C. Registered and Used in Bad Faith
The Panel finds that Complainant has demonstrated Respondent’s bad faith registration and use of the disputed domain name. Complainant’s rights in its AVENTIV mark predate the registration of the disputed domain name. The disputed domain name reflects Complainant’s AVENTIV mark in its entirety, together with the letters “iam,” which implies affiliation with Complainant by asserting that Respondent is, in fact, Complainant. The Panel finds that the evidence supports a finding that Respondent was aware of Complainant when registering the disputed domain name.
The Panel finds that Respondent has demonstrated bad faith use of the disputed domain name. The evidence on record indicates that Respondent is operating a website inviting Internet users to submit anonymous reports. Complainant itself operates a website for users to file error reports at the domain name <iamaventiv.aventiv.com>. The Panel notes that Respondent’s website is not visually similar to that of Complainant.
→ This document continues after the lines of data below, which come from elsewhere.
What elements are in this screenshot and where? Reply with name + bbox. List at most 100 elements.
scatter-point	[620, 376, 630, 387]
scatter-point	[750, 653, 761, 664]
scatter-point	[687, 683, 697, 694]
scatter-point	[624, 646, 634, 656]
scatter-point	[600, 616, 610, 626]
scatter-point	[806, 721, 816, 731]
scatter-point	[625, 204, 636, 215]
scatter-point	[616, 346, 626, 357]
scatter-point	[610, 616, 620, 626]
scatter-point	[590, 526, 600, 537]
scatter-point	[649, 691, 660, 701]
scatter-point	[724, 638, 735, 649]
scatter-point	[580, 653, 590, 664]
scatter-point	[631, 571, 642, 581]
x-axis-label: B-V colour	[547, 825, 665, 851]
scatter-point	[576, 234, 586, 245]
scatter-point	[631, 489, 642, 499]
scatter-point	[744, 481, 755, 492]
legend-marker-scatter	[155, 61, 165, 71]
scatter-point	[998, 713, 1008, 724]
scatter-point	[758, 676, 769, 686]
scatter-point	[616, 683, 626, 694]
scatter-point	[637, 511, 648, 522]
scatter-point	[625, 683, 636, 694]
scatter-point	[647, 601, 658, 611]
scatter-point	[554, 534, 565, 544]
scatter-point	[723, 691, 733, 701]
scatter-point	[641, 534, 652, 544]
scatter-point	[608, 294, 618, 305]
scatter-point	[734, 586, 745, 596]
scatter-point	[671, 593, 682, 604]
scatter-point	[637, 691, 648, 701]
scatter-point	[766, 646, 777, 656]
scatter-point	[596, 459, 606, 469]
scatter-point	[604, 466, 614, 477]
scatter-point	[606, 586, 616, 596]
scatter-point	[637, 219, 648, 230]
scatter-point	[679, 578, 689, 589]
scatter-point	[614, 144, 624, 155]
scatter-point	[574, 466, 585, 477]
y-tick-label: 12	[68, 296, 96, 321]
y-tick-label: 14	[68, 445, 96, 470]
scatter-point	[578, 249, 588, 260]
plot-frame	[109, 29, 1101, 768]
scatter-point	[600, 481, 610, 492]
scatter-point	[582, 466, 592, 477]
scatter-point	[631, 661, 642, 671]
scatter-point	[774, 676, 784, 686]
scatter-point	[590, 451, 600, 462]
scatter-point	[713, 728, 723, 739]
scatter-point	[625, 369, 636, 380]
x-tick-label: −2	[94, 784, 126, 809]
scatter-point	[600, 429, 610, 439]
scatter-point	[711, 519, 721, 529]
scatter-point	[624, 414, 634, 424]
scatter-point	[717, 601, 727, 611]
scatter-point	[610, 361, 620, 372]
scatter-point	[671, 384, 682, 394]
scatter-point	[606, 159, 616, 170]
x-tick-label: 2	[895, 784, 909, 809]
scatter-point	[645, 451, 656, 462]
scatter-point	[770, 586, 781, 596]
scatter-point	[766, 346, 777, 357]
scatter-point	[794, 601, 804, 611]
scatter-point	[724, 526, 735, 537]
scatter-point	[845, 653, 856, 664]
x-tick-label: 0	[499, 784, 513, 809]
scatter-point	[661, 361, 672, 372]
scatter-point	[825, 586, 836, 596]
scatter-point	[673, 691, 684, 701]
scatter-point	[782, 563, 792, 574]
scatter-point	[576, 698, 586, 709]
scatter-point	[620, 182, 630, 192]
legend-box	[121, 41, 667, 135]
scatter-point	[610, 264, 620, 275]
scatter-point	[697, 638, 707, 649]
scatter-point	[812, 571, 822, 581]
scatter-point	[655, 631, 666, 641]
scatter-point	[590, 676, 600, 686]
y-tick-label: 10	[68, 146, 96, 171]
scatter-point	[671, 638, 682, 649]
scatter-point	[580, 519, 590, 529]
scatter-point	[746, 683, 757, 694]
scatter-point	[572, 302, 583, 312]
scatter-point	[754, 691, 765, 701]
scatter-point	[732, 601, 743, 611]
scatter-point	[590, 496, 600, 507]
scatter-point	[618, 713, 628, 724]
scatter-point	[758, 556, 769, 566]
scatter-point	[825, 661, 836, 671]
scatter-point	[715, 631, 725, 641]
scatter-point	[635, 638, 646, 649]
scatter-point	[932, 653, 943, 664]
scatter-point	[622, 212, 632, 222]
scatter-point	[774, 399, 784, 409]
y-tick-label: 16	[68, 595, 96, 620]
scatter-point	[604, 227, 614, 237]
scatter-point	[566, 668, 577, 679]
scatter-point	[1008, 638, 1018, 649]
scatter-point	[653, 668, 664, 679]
Nevertheless, the use of Complainant’s mark, the statement “I am Aventiv” and the lack of any disclaimer or information identifying Respondent support a finding that Respondent has intentionally attempted to create a likelihood of confusion with Complainant’s mark as to the source, sponsorship, affiliation or endorsement of Respondent’s website. The Panel notes, in particular, that the modifier “I am” increases, rather than reduces, likelihood of confusion. For this reason, it quite different from the types of modifiers that, when used together with a complainant’s mark, would indicate to Internet users that the website is clearly operated by a party other than the complainant for legitimate criticism purposes. See, for example, Covance, Inc. and Covance Laboratories Ltd. v. The Covance Campaign, WIPO Case No. D2004-0206, Chinmoy Kumar Ghose v. ICDSoft.com and Maria Sliwa, WIPO Case No. D2003-0248. All these factors plus the apparent use of a third party postal address support a finding of bad faith registration and use of the disputed domain name. See WIPO Overview 3.0, section 3.1.
The Panel therefore finds that Complainant has established the third element under paragraph 4(a) of the Policy.
For the foregoing reasons, in accordance with paragraphs 4(i) of the Policy and 15 of the Rules, the Panel orders that the disputed domain name <iamaventiv.com> be transferred to Complainant.